Some studies recorded more than one consequence of tooth loss at a time. Rosenstiel et al12 reported that failure to replace a posterior missing tooth may disrupt balance in stomatognathic system and trigger chains of adverse reaction such as drifting, rotation or super eruption of teeth. The consequences of these loss of teeth on the patient include altered speech, ineffective mastication, loss of self confidence, concern about appearance, and feeling of bereavement,3,4 while a study13 reported higher likelihood of developing ischemic stroke among study subjects with periodontal disease and less than 24 teeth in the mouth compared with those with more than 25 teeth.

Despite the enormous adverse effects of tooth loss on functional, social and psychological wellbeing of the patients as well as on the remaining dentition, many patients in our environment do not replace their missing teeth. This could be due to poor awareness that failure to replace missing teeth may cause the remaining dentition to further deteriorate. Studies have been done on socio-psychological effects of tooth loss on patient14,15,16 but there is dearth of information on patients’ awareness of the consequences of tooth loss on the remaining dentition. The purpose of this study therefore was to determine the knowledge of consequences of tooth loss among partially edentulous patients in a teaching hospital in Nigeria.

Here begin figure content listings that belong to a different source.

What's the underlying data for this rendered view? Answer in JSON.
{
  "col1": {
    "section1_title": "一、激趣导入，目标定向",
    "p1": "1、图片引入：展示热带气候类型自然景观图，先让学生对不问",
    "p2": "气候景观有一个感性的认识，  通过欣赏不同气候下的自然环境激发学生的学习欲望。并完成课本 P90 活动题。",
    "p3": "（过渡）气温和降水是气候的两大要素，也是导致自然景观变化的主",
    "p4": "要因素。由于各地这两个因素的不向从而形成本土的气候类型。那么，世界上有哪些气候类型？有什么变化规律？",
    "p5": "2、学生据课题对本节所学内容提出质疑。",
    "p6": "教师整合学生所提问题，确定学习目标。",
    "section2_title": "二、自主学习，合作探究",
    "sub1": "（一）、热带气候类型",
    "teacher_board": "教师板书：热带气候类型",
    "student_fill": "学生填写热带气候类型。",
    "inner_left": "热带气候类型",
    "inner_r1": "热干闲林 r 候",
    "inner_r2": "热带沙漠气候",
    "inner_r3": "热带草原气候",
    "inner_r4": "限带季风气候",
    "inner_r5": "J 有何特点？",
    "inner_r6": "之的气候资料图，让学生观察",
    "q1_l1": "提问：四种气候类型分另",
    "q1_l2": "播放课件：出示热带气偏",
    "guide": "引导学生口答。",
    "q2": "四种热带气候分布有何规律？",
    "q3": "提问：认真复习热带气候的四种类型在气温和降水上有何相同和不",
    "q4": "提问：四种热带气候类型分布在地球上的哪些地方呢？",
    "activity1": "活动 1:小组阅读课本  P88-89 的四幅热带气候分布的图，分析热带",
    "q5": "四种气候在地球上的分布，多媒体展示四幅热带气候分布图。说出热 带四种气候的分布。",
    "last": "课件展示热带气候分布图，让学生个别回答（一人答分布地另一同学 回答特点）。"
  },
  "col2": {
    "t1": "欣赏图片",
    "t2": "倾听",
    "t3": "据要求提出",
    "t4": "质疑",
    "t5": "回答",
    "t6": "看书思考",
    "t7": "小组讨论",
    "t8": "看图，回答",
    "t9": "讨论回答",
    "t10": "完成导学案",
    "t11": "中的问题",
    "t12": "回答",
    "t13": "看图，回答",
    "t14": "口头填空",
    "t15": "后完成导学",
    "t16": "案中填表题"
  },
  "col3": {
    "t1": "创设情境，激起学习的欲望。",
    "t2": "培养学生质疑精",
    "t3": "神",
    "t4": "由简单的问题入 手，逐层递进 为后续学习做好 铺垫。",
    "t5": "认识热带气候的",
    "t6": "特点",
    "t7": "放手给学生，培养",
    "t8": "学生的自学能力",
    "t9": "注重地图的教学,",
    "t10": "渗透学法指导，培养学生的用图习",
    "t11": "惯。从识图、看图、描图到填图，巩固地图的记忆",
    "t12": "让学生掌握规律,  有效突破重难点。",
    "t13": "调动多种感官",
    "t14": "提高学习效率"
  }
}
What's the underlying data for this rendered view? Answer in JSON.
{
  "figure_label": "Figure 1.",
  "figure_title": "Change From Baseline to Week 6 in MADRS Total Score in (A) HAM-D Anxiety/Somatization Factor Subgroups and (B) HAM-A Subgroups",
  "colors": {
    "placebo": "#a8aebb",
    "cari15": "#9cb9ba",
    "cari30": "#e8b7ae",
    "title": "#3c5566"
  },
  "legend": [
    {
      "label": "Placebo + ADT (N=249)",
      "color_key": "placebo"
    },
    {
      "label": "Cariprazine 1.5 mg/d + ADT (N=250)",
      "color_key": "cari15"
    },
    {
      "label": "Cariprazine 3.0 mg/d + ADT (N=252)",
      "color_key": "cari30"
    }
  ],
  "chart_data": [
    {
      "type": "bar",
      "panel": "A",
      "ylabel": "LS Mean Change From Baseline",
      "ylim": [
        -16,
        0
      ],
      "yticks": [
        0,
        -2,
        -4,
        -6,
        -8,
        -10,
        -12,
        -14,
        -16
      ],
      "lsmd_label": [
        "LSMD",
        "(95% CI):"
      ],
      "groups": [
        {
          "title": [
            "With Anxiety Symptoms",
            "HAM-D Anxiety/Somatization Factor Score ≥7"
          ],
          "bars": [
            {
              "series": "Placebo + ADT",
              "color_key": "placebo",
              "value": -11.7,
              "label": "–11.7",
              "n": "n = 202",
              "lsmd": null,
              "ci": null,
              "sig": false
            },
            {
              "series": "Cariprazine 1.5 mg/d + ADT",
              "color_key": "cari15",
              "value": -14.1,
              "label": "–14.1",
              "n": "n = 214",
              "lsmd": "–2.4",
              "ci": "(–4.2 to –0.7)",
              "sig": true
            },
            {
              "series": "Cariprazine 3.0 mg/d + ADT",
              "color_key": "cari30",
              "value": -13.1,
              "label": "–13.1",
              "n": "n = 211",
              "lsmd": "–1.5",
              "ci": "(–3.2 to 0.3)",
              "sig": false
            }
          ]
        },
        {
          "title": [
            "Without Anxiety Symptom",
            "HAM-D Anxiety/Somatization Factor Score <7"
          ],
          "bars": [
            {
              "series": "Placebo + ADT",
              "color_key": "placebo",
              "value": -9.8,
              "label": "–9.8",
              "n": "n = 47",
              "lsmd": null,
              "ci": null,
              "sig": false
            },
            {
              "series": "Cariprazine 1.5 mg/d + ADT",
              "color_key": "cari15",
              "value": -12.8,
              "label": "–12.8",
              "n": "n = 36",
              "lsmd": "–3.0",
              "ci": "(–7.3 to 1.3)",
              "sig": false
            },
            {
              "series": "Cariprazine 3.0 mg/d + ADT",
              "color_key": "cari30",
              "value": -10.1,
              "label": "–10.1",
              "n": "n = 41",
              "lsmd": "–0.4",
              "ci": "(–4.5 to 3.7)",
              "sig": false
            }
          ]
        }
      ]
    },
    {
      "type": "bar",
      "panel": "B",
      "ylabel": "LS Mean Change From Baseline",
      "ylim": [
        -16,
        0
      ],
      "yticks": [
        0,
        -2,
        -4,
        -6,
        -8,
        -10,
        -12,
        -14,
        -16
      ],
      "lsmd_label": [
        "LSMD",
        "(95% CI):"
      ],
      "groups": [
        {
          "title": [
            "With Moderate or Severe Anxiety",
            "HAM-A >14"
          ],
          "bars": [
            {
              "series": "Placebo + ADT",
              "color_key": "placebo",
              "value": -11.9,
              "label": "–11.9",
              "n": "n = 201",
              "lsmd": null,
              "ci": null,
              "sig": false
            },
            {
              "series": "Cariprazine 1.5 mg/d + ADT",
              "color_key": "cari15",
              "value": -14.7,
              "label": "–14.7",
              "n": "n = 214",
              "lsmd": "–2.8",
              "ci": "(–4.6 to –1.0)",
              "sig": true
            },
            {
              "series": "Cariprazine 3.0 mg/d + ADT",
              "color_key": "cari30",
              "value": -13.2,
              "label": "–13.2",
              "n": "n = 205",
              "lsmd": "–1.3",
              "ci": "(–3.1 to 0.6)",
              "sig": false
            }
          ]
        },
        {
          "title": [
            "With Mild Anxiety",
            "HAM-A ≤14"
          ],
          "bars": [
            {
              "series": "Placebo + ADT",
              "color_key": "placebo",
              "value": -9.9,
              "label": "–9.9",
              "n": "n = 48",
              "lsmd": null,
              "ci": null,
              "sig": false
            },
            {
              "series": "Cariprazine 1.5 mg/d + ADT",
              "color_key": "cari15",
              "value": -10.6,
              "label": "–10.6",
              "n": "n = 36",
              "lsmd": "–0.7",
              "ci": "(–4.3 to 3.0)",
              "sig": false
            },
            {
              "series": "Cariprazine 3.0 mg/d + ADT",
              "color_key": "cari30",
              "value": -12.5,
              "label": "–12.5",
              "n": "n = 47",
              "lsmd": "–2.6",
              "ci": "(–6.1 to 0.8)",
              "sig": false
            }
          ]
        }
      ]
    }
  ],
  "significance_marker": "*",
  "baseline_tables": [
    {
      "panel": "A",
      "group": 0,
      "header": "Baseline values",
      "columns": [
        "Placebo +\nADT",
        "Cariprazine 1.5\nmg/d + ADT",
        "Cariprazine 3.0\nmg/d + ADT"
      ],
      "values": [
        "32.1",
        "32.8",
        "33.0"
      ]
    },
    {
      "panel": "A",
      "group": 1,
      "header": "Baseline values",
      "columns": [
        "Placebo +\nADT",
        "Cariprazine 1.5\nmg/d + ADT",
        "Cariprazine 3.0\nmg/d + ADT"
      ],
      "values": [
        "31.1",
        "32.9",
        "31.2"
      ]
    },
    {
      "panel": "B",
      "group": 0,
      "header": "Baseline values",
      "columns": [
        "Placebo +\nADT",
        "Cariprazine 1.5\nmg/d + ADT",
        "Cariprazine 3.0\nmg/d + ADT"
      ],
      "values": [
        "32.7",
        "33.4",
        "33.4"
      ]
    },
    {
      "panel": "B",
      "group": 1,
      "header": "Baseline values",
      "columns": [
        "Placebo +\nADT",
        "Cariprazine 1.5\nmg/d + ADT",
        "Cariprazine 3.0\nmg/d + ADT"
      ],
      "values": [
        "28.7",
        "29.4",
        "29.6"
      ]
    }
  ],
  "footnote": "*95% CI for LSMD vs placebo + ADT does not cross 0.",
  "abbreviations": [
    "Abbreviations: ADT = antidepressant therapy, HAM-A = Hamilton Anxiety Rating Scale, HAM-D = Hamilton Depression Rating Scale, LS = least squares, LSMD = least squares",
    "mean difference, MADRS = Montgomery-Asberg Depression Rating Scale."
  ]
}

This study was carried out among consecutive consenting patients who presented or were referred to the prosthetic clinic of the University College Hospital, Ibadan, Nigeria for replacement of their missing teeth between 2011 and 2013. Self administered questionnaires were used to collect information from the patients. The survey questions enquired about their demography, the cause and duration of tooth loss, their knowledge of the consequences of tooth loss, four clinical conditions were used to assess patients’ level of knowledge and these were supra-eruption, mastication, tooth drifting and facial collapse.

All data from the questionnaires were entered into a computer and analyzed with statistical package for Social Sciences (SPSS) version 19. Analysis included calculation of range and mean values, Chi square test was used to compare level of awareness of consequences of tooth loss against age, sex, and education. In calculating Chi square for education and level of awareness, those who did not respond were excluded from the number. Those with no education, primary and secondary education were combined into pre-tertiary education. P-values less than 0.05 was considered statistically significant.